Again, I can’t explain the motives behind Peter’s choice of trade except to say that maybe the Guignons intervened a second time, turning to their friends, the former
grand blanc
slaveholding Bérard family who, like them, had left Saint-Domingue at the time of the revolution and settled in New York. They brought with them several slaves, one of whom was young Pierre Toussaint. Emancipated in 1807, Toussaint became a hairdresser, built a thriving business, and bought property. He first rented space from the well-known tanning merchant Abraham Bloodgood on Reade Street before buying his own homes on Church Street and then Canal Street. Toussaint invested his profits in several of the city’s fire insurance companies and, when the Great Fire struck in 1835, he lost 95 percent of his net worth, as much as $900,000 in today’s money. Ever patient and long-suffering, he slowly rebuilt.
Toussaint succeeded because he was a beneficiary of white largesse, though in ways quite different from Ray.

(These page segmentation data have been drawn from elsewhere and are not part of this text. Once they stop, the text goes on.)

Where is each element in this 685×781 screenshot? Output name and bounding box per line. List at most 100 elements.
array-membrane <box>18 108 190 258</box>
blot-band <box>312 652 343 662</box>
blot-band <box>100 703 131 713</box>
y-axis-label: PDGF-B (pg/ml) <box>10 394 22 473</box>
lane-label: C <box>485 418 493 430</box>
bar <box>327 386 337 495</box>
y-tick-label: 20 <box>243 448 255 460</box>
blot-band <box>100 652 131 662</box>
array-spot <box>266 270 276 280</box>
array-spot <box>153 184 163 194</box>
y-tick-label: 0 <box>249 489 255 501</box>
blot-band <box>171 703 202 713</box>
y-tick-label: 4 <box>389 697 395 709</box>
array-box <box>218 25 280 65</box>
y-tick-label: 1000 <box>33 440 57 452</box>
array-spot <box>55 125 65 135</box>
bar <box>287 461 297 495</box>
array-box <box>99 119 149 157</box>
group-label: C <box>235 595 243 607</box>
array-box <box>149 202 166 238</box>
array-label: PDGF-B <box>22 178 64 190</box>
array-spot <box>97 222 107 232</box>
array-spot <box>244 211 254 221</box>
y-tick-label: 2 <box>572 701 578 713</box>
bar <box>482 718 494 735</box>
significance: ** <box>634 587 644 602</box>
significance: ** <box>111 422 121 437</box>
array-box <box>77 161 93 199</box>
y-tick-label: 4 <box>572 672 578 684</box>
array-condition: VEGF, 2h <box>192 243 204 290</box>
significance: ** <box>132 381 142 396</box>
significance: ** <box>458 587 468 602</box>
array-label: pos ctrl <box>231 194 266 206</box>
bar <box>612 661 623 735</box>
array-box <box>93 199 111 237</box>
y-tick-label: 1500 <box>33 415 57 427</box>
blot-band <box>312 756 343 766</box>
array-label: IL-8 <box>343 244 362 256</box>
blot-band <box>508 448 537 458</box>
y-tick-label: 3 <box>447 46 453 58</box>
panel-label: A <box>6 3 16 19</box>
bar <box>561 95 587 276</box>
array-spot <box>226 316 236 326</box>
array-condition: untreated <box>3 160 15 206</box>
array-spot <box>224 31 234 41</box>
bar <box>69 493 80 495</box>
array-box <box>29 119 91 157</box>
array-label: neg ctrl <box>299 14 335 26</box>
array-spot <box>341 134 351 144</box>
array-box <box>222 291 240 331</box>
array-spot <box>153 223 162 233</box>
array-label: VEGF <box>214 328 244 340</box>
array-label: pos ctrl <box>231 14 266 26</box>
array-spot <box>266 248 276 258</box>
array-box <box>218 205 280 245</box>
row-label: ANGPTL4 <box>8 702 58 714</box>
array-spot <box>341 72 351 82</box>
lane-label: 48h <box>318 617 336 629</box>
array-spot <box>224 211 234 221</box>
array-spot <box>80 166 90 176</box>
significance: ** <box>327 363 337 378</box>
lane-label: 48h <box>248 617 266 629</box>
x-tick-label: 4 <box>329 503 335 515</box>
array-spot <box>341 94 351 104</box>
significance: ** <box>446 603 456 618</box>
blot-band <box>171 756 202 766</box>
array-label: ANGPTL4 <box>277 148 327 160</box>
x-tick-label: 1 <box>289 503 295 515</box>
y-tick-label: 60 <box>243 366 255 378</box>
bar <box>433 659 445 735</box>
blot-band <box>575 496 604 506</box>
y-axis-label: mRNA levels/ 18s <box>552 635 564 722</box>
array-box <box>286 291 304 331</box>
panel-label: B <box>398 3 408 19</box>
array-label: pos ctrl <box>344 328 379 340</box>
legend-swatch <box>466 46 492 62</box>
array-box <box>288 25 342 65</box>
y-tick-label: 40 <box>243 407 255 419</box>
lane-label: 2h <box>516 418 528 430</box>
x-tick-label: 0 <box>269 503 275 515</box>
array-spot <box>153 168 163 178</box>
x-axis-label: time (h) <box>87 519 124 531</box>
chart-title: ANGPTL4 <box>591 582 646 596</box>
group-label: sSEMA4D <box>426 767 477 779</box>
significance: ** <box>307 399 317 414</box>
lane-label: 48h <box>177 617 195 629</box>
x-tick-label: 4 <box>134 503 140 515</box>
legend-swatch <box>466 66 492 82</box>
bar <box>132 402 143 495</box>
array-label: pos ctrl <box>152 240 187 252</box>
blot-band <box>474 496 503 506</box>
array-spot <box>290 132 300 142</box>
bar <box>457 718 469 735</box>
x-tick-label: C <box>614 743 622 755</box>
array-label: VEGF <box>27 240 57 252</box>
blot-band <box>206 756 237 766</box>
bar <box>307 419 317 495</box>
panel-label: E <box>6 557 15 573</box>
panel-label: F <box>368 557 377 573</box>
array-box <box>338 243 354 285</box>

Despite the fact that he had been their slave, Toussaint remained loyal to the Bérards and their circle of friends, even paying off their debts when they lost everything in the revolution. It might be hard for us to understand such behavior but, like Ray, Toussaint had few options. He wasn’t about to return to his homeland, which had already disintegrated into chaos. His French friends discouraged him from moving to Paris, where hairdressing was done largely within the household and business opportunities were limited. So he stayed put, shrewdly turning his friendship with the city’s white elite families into a veritable money-making machine.